LE FILM MONTÉ À LONDRES
15h12: un panache de gaz s'élève entre le sommet et le
Piton de Partage au-dessus du flanc nord du volcan déchiré
de plusieurs longues fissures. A bord de l'hélicoptère, les
deux cinéastes enregistrent les premières images du volcan
en éruption jamais tournées depuis 1992, date de sa dernière
activité, il y a donc plus de cinq ans et demi. L'appareil se pose
en aval des fissures éruptives et de leurs fontaines de lave, débarquant
hommes et matériel.

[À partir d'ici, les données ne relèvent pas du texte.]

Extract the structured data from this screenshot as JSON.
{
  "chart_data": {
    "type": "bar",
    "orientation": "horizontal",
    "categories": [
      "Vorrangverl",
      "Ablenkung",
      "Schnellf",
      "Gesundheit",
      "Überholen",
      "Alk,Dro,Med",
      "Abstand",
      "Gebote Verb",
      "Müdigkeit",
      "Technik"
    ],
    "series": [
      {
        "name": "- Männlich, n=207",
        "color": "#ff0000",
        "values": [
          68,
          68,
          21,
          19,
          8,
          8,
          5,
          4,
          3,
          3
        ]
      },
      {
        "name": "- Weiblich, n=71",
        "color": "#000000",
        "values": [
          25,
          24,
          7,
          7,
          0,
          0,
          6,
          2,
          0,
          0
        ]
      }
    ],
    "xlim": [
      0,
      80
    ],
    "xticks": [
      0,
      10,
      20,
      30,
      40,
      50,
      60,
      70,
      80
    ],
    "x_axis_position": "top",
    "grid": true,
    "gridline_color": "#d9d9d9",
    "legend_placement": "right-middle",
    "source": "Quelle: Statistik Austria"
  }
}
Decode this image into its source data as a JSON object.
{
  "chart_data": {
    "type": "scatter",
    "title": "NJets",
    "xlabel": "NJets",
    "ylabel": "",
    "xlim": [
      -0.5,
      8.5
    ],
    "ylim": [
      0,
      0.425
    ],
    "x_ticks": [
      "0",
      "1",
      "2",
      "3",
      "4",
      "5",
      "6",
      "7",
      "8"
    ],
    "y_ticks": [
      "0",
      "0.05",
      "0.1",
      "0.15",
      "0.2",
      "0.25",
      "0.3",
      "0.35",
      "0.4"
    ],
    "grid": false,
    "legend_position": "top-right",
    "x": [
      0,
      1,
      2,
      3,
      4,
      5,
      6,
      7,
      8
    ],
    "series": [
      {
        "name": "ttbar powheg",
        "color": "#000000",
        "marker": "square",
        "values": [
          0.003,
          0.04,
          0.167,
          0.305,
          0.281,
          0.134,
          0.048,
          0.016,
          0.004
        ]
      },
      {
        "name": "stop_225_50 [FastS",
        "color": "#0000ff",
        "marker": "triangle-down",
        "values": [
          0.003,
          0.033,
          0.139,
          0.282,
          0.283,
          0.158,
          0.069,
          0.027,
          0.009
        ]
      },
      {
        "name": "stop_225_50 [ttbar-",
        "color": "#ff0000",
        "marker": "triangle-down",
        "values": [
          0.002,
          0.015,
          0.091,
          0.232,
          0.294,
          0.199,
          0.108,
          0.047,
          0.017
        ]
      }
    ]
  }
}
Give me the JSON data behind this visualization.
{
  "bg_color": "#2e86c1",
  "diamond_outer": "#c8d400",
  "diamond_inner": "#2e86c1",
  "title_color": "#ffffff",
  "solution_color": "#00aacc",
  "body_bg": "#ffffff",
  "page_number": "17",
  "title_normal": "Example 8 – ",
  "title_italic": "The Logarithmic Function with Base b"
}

Ils ne ressortiront pas de l'enclos avant plusieurs
jours.
Voilà la genèse de la cassette qui retrace une éruption
non pas exceptionnelle mais que les Réunionnais auront attendue
comme aucune autre sans doute. Forts de leur expérience des éruptions,
Alain Gérente, de formation scientifique, et Serge Gélabert,
avec sa maîtrise du marché de l'image, ont pu tourner des
images comme peu de cinéastes peuvent espérer en recueillir,
osant mettre les pieds là où d'autres restent à distance
respectueuse : on ne peut s'approcher des lèvres d'un cratère
sans une bonne capacité d'appréciation des risques que seule
une longue pratique permet.
Le film promet : monté dans un laboratoire londonien avec l'assistance
du réalisateur anglais Jamil Dehlavi, avec lequel Alain Gérente
a déjà travaillé pour un film précédent
sur la Fournaise, il bénéficie du "vrai" son du volcan, d'une
musique originale et d'un commentaire. A découvrir dans quelques
jours.
François Martel-Asselin
* LA CASSETTE.
- "Le 9 mars 1998, La Fournaise, 15h05". 45 minutes dont 6 d'introduction
avec, notamment, la Réunion filmée à 6 000 mètres
d'altitude, la remontée des gorges du bras de Caverne, aux parois
transformées en cascades, vers le Trou de fer, etc. Les 39 minutes
suivantes - les meilleures d'une dizaine d'heures d'enregistrement ! -
retracent les temps forts des éruptions des 9 et 12 mars.
* UN FILM SCIENTIFIQUE.
- Les images tournées à l'occasion de l'éruption
du 9 mars serviront de matière à un film scientifique réalisé
en partenariat avec l'Institut de physique du globe (IPG - responsable
des observatoires volcanologique français) et l'université
de la Réunion, destiné aux universités européennes.
Il traitera, entre autres, des techniques de prévision et de surveillance.